Mo is a transition metal and with its layered structural oxides improves the lubricating property of the material. The thin oxide layer acts as solid lubricant and reduces the coefficient of friction (Laribi et al., 2016; Dilawary et al., 2018). Heng Tao et al. (2018) studied on CrAlSiN by doping Mo and observed that the lubricating capacity and the anti-wear property at high temperature of 600°C is improved significantly. Dilawary et. al (2018) analysed on Mo alloying of NiCrBSi hard facing up to 700°C and reported enhanced wear resistance due to formation of Mo oxide. Rajamure et al. (2014) investigated on layer surface alloying of Mo and observed that the hard intermetallic formed with layer parameters increased the wear resistance by 5 to 6 times. Hayes et al. (2006) studied the effect of molybdenum in nickel alloy passivation and reported that the molybdenum content strongly influences the repassivation potential.

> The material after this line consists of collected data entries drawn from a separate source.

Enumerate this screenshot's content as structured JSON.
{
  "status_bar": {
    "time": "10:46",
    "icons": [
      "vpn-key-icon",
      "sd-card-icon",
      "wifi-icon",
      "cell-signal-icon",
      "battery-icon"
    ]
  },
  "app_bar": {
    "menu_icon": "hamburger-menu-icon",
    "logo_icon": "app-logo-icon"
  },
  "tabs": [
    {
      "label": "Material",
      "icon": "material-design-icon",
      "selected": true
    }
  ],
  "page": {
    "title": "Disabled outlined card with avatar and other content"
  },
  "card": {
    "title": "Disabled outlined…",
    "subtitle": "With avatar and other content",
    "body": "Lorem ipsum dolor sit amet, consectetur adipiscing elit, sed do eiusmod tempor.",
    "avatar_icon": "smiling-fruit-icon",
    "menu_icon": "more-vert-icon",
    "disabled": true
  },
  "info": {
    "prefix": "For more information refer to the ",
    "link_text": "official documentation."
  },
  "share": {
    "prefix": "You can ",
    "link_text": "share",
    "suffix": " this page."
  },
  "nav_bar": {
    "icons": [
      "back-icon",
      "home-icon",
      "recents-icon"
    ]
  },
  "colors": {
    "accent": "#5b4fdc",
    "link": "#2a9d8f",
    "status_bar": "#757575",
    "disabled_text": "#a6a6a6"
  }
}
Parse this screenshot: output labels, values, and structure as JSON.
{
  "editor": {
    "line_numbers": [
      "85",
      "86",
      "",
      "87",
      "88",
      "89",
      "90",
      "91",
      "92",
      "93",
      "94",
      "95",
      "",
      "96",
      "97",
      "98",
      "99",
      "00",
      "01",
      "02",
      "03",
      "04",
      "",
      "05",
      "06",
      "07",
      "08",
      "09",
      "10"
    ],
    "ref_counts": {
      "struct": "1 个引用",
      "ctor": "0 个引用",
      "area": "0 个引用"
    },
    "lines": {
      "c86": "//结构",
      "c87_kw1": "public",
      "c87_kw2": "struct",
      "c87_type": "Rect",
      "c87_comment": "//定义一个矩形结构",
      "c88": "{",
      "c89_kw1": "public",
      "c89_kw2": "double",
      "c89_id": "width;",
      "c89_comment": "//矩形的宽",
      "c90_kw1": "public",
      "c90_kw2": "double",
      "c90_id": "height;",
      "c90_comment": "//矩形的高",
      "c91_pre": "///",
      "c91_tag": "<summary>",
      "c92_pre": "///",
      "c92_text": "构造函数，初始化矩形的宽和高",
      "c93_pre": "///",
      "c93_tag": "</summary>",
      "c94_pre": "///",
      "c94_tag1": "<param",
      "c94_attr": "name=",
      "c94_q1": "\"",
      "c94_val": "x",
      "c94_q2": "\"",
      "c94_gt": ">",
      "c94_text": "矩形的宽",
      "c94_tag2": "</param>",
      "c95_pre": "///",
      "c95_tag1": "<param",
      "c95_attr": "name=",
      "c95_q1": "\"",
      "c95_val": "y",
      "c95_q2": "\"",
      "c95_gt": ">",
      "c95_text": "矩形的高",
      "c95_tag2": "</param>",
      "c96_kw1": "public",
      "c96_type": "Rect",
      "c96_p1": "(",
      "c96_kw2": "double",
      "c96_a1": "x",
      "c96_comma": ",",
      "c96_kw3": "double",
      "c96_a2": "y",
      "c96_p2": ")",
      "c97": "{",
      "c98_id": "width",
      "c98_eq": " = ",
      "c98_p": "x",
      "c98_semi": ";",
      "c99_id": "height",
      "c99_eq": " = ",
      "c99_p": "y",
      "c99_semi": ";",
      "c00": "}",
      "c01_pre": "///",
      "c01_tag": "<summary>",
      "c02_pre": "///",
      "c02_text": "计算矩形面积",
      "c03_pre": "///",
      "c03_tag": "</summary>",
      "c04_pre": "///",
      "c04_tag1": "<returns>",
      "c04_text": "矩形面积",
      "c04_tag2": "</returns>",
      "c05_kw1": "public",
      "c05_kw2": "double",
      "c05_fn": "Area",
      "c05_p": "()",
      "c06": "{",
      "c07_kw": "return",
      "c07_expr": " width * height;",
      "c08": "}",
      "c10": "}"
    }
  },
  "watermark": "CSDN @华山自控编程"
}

The repassivation behaviour may be because of the formation of molybdenum oxide. It prevents further disintegration of the pit or lowers the acidity of the pit by absorbing H+ ions.
Nickel has a high strength value of 317 MPa and elastic modulus value of 2017 GPa. This makes Ni an important reinforcement for aluminium. The Al–Ni intermetallic are all brittle. Some authors added Al–Ni intermetallics directly as raw materials and some used Ni as reinforcements which caused Al – Ni intermetallics to form which increased the hardness of the composite. Golmohammedi et al. (2015) incorporated Ni particles to A413 alloy and observed that formation of Al3Ni intermetallics and its uniform distribution significantly influenced the wear mechanism of the composites. Amato et. al (2014) investigated on A356 aluminium alloy laser surface with Ni–Ti–C and observed tremendous decrease in wear rate owing to the formation of Al–Ni and Al–Si–T intermetallic. Reduction in plastic deformation, delamination and adhesive wear are the reasons explained for improved wear resistance. Chen and Alpas (1996) reinforced nickel coated carbon fibres on A356 and reported significant wear resistance owing to improved load bearing capacity of carbon fibres and Al3Ni intermetallic. Mohammed et al. (2016) reported lower corrosion rates with Ni addition for Al-Cu-Si alloy. They noted a drop-in corrosion resistance for the age hardened alloy at 2.9% Ni as excess Ni initiated more corrosion paths in grain interiors and boundaries. Siyun et al. (2019) reported generation of the corrosion-resistant passive film with SiCp/Al composites coated with Ni.